Interval in seconds for how often the function will check if the Athena query has completed.

params

Parameters that will be used for constructing the SQL query. Only named or question mark parameters are supported. The parameter style needs to be specified in the paramstyle parameter.

For paramstyle="named", this value needs to be a dictionary. The dict needs to contain the information in the form {'name': 'value'} and the SQL query needs to contain :name. The formatter will be applied client-side in this scenario.

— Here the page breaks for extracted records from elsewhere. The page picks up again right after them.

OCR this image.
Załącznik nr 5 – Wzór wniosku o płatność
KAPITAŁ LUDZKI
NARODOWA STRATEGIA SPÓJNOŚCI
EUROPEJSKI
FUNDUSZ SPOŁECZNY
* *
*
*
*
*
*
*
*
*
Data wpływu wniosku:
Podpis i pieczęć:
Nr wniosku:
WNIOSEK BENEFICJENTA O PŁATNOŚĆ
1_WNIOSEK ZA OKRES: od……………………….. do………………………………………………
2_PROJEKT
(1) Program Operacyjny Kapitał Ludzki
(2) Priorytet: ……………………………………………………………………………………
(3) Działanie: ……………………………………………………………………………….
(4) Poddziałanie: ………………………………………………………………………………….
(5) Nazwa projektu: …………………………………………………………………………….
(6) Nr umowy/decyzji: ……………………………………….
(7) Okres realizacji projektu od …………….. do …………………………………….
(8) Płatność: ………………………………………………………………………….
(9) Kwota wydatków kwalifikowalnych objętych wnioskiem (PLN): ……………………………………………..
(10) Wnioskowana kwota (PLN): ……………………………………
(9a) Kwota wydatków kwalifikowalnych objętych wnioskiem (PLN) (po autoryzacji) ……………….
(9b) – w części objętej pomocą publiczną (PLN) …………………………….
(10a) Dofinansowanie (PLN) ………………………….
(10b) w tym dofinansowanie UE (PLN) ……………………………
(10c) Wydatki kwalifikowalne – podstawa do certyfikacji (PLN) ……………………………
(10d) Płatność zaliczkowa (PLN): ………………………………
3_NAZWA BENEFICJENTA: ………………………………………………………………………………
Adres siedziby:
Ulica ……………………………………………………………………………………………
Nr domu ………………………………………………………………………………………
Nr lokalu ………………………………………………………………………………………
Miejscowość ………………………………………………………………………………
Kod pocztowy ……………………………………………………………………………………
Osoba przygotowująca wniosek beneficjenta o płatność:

For paramstyle="qmark", this value needs to be a list of strings. The formatter will be applied server-side. The values are applied sequentially to the parameters in the query in the order in which the parameters occur.

paramstyle

Determines the style of params. Possible values are:

named
qmark

result_reuse_configuration

A structure that contains the configuration settings for reusing query results. This parameter is only valid when both ctas_approach and unload_approach are set to False. See also: https://docs.aws.amazon.com/athena/latest/ug/reusing-query-results.html

dtype_backend

Which dtype_backend to use, e.g. whether a DataFrame should have NumPy arrays, nullable dtypes are used for all dtypes that have a nullable implementation when “numpy_nullable” is set, pyarrow is used for all dtypes if “pyarrow” is set.

The dtype_backends are still experimential. The “pyarrow” backend is only supported with Pandas 2.0 or above.

s3_additional_kwargs

Forwarded to botocore requests. e.g. s3_additional_kwargs={‘RequestPayer’: ‘requester’}

pyarrow_additional_kwargs

Forwarded to to_pandas method converting from PyArrow tables to Pandas DataFrame. Valid values include “split_blocks”, “self_destruct”, “ignore_metadata”. e.g. pyarrow_additional_kwargs={‘split_blocks’: True}.

Return type:: DataFrame | Iterator[DataFrame]
Returns:: Pandas DataFrame or Generator of Pandas DataFrames if chunksize is passed.

Examples

>>> import awswrangler as wr
>>> df = wr.athena.read_sql_query(sql="...", database="...")
>>> scanned_bytes = df.query_metadata["Statistics"]["DataScannedInBytes"]

>>> import awswrangler as wr
>>> df = wr.athena.read_sql_query(
...     sql="SELECT * FROM my_table WHERE name=:name AND city=:city",
...     params={"name": "filtered_name", "city": "filtered_city"}
... )

>>> import awswrangler as wr
>>> df = wr.athena.read_sql_query(
...     sql="...",
...     database="...",
...     athena_cache_settings={
...          "max_cache_seconds": 90,
...     },
... )